Ein allgemeines und wirklich aussagekräftiges Ranking der Impfstoffe ist wohl noch einige Monate entfernt. Unsere Regierung hat ein solches Ranking mehr als vorzeitig bereits im Sommer 2020 gemacht, weil die niederen Preise von AstraZeneca allein als ein ausreichender Grund erschienen. Ein Trittbrettfahrerverhalten sondergleichen, hatte die Universität von Oxford doch dafür gesorgt, dass die ganze Welt einen erschwinglichen Impfstoff bekommt, dies war eine Grundbedingung  für ihren Deal mit AstraZeneca. Ein beschämendes Verhalten Österreichs damals und heute.

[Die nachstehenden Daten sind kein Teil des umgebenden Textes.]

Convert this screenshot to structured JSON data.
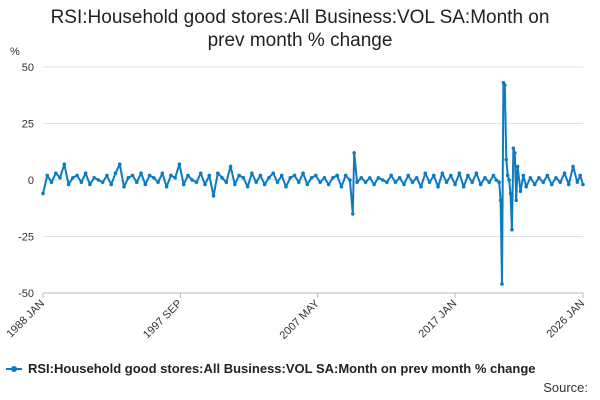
{
  "chart_data": {
    "type": "line",
    "title_line1": "RSI:Household good stores:All Business:VOL SA:Month on",
    "title_line2": "prev month % change",
    "ylabel": "%",
    "ylim": [
      -50,
      50
    ],
    "yticks": [
      -50,
      -25,
      0,
      25,
      50
    ],
    "xlim": [
      1988.0,
      2026.0
    ],
    "xticks": [
      {
        "label": "1988 JAN",
        "value": 1988.0
      },
      {
        "label": "1997 SEP",
        "value": 1997.67
      },
      {
        "label": "2007 MAY",
        "value": 2007.33
      },
      {
        "label": "2017 JAN",
        "value": 2017.0
      },
      {
        "label": "2026 JAN",
        "value": 2026.0
      }
    ],
    "grid": "horizontal",
    "color": "#0d7bc0",
    "series": [
      {
        "name": "RSI:Household good stores:All Business:VOL SA:Month on prev month % change",
        "points": [
          [
            1988.0,
            -6
          ],
          [
            1988.3,
            2
          ],
          [
            1988.6,
            -1
          ],
          [
            1988.9,
            3
          ],
          [
            1989.2,
            1
          ],
          [
            1989.5,
            7
          ],
          [
            1989.8,
            -2
          ],
          [
            1990.1,
            1
          ],
          [
            1990.4,
            2
          ],
          [
            1990.7,
            -1
          ],
          [
            1991.0,
            3
          ],
          [
            1991.3,
            -2
          ],
          [
            1991.6,
            1
          ],
          [
            1991.9,
            0
          ],
          [
            1992.2,
            -1
          ],
          [
            1992.5,
            2
          ],
          [
            1992.8,
            -2
          ],
          [
            1993.1,
            3
          ],
          [
            1993.4,
            7
          ],
          [
            1993.7,
            -3
          ],
          [
            1994.0,
            1
          ],
          [
            1994.3,
            2
          ],
          [
            1994.6,
            -1
          ],
          [
            1994.9,
            3
          ],
          [
            1995.2,
            -2
          ],
          [
            1995.5,
            2
          ],
          [
            1995.8,
            1
          ],
          [
            1996.1,
            -1
          ],
          [
            1996.4,
            3
          ],
          [
            1996.7,
            -3
          ],
          [
            1997.0,
            2
          ],
          [
            1997.3,
            1
          ],
          [
            1997.6,
            7
          ],
          [
            1997.9,
            -2
          ],
          [
            1998.2,
            2
          ],
          [
            1998.5,
            0
          ],
          [
            1998.8,
            -1
          ],
          [
            1999.1,
            3
          ],
          [
            1999.4,
            -2
          ],
          [
            1999.7,
            2
          ],
          [
            2000.0,
            -7
          ],
          [
            2000.3,
            3
          ],
          [
            2000.6,
            1
          ],
          [
            2000.9,
            -1
          ],
          [
            2001.2,
            6
          ],
          [
            2001.5,
            -2
          ],
          [
            2001.8,
            2
          ],
          [
            2002.1,
            1
          ],
          [
            2002.4,
            -3
          ],
          [
            2002.7,
            3
          ],
          [
            2003.0,
            -1
          ],
          [
            2003.3,
            2
          ],
          [
            2003.6,
            -2
          ],
          [
            2003.9,
            1
          ],
          [
            2004.2,
            3
          ],
          [
            2004.5,
            -1
          ],
          [
            2004.8,
            2
          ],
          [
            2005.1,
            -3
          ],
          [
            2005.4,
            1
          ],
          [
            2005.7,
            2
          ],
          [
            2006.0,
            -1
          ],
          [
            2006.3,
            3
          ],
          [
            2006.6,
            -2
          ],
          [
            2006.9,
            1
          ],
          [
            2007.2,
            2
          ],
          [
            2007.5,
            -1
          ],
          [
            2007.8,
            1
          ],
          [
            2008.1,
            -2
          ],
          [
            2008.4,
            1
          ],
          [
            2008.7,
            2
          ],
          [
            2009.0,
            -3
          ],
          [
            2009.3,
            2
          ],
          [
            2009.6,
            0
          ],
          [
            2009.8,
            -15
          ],
          [
            2009.9,
            12
          ],
          [
            2010.1,
            -1
          ],
          [
            2010.4,
            1
          ],
          [
            2010.7,
            -1
          ],
          [
            2011.0,
            1
          ],
          [
            2011.3,
            -2
          ],
          [
            2011.6,
            1
          ],
          [
            2011.9,
            0
          ],
          [
            2012.2,
            -1
          ],
          [
            2012.5,
            2
          ],
          [
            2012.8,
            -1
          ],
          [
            2013.1,
            1
          ],
          [
            2013.4,
            -2
          ],
          [
            2013.7,
            2
          ],
          [
            2014.0,
            -1
          ],
          [
            2014.3,
            1
          ],
          [
            2014.6,
            -3
          ],
          [
            2014.9,
            3
          ],
          [
            2015.2,
            -1
          ],
          [
            2015.5,
            2
          ],
          [
            2015.8,
            -3
          ],
          [
            2016.1,
            3
          ],
          [
            2016.4,
            -1
          ],
          [
            2016.7,
            2
          ],
          [
            2017.0,
            -2
          ],
          [
            2017.3,
            3
          ],
          [
            2017.6,
            -3
          ],
          [
            2017.9,
            2
          ],
          [
            2018.2,
            -1
          ],
          [
            2018.5,
            3
          ],
          [
            2018.8,
            -2
          ],
          [
            2019.1,
            1
          ],
          [
            2019.4,
            -1
          ],
          [
            2019.7,
            2
          ],
          [
            2019.9,
            0
          ],
          [
            2020.1,
            -1
          ],
          [
            2020.2,
            -9
          ],
          [
            2020.3,
            -46
          ],
          [
            2020.4,
            43
          ],
          [
            2020.5,
            42
          ],
          [
            2020.6,
            9
          ],
          [
            2020.7,
            2
          ],
          [
            2020.8,
            0
          ],
          [
            2020.9,
            -6
          ],
          [
            2021.0,
            -22
          ],
          [
            2021.1,
            14
          ],
          [
            2021.2,
            12
          ],
          [
            2021.3,
            -9
          ],
          [
            2021.4,
            6
          ],
          [
            2021.6,
            -5
          ],
          [
            2021.8,
            2
          ],
          [
            2022.0,
            -3
          ],
          [
            2022.3,
            1
          ],
          [
            2022.6,
            -2
          ],
          [
            2022.9,
            1
          ],
          [
            2023.2,
            -1
          ],
          [
            2023.5,
            2
          ],
          [
            2023.8,
            -2
          ],
          [
            2024.1,
            1
          ],
          [
            2024.4,
            -1
          ],
          [
            2024.7,
            3
          ],
          [
            2025.0,
            -2
          ],
          [
            2025.3,
            6
          ],
          [
            2025.6,
            -1
          ],
          [
            2025.8,
            2
          ],
          [
            2026.0,
            -2
          ]
        ]
      }
    ],
    "legend_position": "bottom-left",
    "source_label": "Source:"
  }
}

Tatsächlich dauert es aber noch Monate, bis sich ein Ranking der Impfstoffe bilden kann. Aber das wird passieren, weil sich Impfstoffe unterscheiden, in der Wirkung auf die unterschiedlichen Endpunkte, in der Dauer ihrer Wirkung, in ihren Nebenwirkungen und in der Komplexität ihrer Anwendungen. Die mRNA Impfstoffe sind aufgrund ihrer Besonderheiten, wie Kühlkette, Empfindlichkeit gegenüber Erschütterung oder Scherkräften beim Aufziehen des Impfstoffes für den globalen Roll out weniger gut geeignet. Der Impfstoff von Janssen (Johnson & Johnson) lässt sich bei vergleichbarer Lagerung wie der Impfstoff von AstraZeneca leichter in der niedergelassenen Praxis verimpfen als AstraZeneca, weil dort aus einer Ampulle 5 statt 10 Dosen gezogen werden. Deshalb leichtere Organisation. Aber dieser Impfstoff war für das Gesundheitsministerium immer weit entfernt, die Seuchenkolumne berichtete darüber.

Im April werden Daten von BioNTech/Pfizer (und andere werden folgen) über weiter andauernde Beobachtungen als die bisherigen 2 Monate vorliegen. Das wird uns ein klareres und realistischeres Bild geben, wo nicht ein einzelnes Ereignis die Statistik massiv beeinflussen kann. BioNTech/Pfizer sind nämlich verpflichtet, einen diesbezüglichen Bericht am 31. März bei der EMA abzuliefern. Aber auch dieses Datum wird nicht das Ende der Beobachtungen bedeuten, womit sich das Bild zunehmend schärfen wird. Für jetzt bleibt aber die Einschätzung von Hilda Bastian richtig und relevant – und sollte auch so breit kommuniziert werden – „Yes, all of the COVID-19 vaccines are very good.« R.Z.


Distance, hands, masks, be considerate!